Fun With Re-Amping

So, a few weeks ago we recorded Mr. Chuck West performing this awesome song called ‘Don’t Taze Me Bro’.
Our final assignment included a requirement for re-amping. I could have done this in the audio lab, but our professor told us a rather inspiring story of someone who re-amped something last year inside of a mailbox. So I thought of the most random places and ways I could re-amp things, and I gave it a go.

I initially tried my Blue Yeti in the dryer with my phone. But not even Snuggles dryer sheets could make that sound squeezably soft...or salvagable for that matter.

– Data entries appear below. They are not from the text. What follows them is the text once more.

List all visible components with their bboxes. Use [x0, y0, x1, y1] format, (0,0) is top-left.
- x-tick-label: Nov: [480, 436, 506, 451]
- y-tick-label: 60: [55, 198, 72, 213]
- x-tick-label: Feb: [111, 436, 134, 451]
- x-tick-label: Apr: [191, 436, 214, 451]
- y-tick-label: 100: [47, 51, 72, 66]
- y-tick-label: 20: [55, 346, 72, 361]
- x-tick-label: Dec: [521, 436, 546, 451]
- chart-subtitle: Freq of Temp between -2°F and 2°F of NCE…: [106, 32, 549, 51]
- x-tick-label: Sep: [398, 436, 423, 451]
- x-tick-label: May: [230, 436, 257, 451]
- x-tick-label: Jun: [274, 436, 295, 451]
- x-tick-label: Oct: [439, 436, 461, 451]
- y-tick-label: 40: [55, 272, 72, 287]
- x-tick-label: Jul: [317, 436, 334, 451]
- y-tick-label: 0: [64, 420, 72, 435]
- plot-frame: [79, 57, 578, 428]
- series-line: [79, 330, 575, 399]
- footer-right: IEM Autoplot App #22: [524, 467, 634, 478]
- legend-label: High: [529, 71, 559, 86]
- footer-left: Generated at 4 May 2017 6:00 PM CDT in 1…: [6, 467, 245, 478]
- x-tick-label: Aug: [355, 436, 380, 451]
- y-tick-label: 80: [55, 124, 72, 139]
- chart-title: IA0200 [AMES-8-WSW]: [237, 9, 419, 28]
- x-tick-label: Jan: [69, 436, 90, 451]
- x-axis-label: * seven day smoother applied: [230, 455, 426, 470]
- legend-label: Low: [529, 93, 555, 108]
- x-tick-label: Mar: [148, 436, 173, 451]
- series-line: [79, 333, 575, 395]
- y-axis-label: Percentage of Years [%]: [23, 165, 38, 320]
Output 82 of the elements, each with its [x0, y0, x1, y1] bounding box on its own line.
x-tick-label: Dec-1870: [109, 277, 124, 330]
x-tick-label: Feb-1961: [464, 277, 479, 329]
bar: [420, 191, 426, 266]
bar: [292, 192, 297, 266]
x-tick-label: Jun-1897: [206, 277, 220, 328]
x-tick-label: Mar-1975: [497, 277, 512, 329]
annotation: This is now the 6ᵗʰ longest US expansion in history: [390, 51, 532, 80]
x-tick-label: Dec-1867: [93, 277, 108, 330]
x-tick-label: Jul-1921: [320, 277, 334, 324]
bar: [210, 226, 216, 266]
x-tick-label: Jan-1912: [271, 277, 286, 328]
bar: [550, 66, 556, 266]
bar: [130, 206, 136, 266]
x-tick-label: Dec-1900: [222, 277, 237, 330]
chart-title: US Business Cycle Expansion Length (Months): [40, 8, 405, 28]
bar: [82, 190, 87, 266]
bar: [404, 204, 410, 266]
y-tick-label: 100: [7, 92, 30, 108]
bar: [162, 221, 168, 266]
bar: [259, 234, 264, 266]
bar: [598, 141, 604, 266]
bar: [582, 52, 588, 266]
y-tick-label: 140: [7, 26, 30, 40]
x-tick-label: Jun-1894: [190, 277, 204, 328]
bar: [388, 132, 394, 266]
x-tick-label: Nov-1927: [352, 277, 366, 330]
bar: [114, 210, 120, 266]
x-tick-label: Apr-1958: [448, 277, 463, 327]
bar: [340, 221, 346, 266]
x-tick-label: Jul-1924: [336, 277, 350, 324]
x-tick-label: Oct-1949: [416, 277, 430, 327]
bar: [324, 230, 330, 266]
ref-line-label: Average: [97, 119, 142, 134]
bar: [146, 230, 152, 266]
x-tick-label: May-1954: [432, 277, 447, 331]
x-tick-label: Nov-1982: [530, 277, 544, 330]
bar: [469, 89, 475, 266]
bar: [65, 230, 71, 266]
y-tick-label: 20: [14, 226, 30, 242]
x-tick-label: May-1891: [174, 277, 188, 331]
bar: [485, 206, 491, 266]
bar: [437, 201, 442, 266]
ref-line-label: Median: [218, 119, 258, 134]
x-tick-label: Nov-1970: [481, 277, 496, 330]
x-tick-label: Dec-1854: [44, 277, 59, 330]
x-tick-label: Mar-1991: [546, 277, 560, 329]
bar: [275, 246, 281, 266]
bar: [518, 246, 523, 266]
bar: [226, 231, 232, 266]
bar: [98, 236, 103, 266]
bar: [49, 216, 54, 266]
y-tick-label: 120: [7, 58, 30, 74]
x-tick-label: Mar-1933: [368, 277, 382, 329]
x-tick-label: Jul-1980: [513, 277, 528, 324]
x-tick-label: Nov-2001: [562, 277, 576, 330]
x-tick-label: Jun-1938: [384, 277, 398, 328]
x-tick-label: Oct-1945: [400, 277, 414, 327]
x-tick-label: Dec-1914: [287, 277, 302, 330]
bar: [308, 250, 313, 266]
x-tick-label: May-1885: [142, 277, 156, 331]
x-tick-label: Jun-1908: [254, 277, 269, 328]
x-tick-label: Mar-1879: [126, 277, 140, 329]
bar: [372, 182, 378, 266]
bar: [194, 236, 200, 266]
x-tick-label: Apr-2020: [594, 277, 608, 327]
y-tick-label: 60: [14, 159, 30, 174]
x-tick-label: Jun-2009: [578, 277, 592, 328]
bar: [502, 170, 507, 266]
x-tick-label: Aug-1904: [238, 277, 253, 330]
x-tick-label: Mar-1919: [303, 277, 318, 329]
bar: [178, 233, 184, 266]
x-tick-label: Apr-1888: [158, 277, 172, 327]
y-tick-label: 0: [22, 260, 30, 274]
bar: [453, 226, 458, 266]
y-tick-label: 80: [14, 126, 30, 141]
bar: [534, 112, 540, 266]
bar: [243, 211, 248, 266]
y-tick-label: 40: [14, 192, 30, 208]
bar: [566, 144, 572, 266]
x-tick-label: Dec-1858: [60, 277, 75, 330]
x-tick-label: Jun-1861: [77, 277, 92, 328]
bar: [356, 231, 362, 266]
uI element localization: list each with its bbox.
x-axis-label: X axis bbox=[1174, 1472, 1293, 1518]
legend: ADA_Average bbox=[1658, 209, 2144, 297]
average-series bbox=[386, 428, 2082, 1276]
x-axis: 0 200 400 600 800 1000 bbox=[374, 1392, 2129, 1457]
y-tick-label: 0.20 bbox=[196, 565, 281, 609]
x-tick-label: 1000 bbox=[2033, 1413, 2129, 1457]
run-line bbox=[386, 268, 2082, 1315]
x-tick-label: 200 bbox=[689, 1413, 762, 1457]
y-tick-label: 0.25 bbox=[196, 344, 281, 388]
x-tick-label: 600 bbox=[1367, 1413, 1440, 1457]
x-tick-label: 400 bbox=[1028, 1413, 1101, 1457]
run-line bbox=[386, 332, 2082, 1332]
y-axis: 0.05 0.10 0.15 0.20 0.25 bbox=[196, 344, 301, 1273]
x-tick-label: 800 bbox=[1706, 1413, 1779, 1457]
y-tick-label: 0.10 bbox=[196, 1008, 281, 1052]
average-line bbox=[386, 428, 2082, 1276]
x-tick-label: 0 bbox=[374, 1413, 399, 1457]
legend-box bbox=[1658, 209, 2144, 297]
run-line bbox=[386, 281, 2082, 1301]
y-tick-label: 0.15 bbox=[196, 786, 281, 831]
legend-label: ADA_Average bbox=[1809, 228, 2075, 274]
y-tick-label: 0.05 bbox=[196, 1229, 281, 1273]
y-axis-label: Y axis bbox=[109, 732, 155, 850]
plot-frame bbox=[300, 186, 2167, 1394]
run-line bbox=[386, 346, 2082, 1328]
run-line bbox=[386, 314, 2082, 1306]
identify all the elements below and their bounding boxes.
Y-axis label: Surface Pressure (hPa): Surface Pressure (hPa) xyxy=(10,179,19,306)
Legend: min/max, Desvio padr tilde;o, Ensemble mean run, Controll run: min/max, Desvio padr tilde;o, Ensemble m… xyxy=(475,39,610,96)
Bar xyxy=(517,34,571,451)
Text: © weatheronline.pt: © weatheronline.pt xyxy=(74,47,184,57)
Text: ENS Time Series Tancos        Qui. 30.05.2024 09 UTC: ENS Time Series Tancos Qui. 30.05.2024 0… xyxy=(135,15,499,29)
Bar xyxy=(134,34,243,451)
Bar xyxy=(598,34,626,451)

I initially tried my Blue Yeti in the dryer with my phone. But not even Snuggles dryer sheets could make that sound squeezably soft…or salvageable for that matter.

For the vocal and harmonica track, I set up 5 empty water bottles and one half empty one. (Who says I don’t recycle?) I set a Zoom H4n on top of the bottles and set my iPhone playing the track in between the bottles. Finally, I put a plastic trash bin over the top of all of it. I enjoyed the result. As the song is a subliminal jab at the feds, it felt the megaphone sound it ended up producing on his voice was fitting.

Zoom recorder on top of (mostly) empty water bottles. Please always recycle.

Zoom recorder on top of (mostly) empty water bottles. Please always recycle.

I wanted to do something with the guitar track, and I had this great idea of putting the Zoom and my phone in a plastic container and putting it underwater. However, all my plastic containers had poor watertight integrity, and I couldn’t afford to buy Media Loan a new recorder. So I instead chose a glass jar. I began with the recorder and phone in the jar alone (Ha. I made a rhyme.) but decided to add a microfiber glove since the initial results were overbearing. I liked the results because in addition to the guitar, the glass gave off a weird whistling sound.

This jar is amazing for lemonade. It's also great for getting the weird sounds out of guitar tracks.

This jar is amazing for lemonade. It’s also great for getting the weird sounds out of guitar tracks.

I don’t think the end product was the greatest, but it definitely got me re-amped (no pun intended) about continuing on to our sound design for film units next quarter.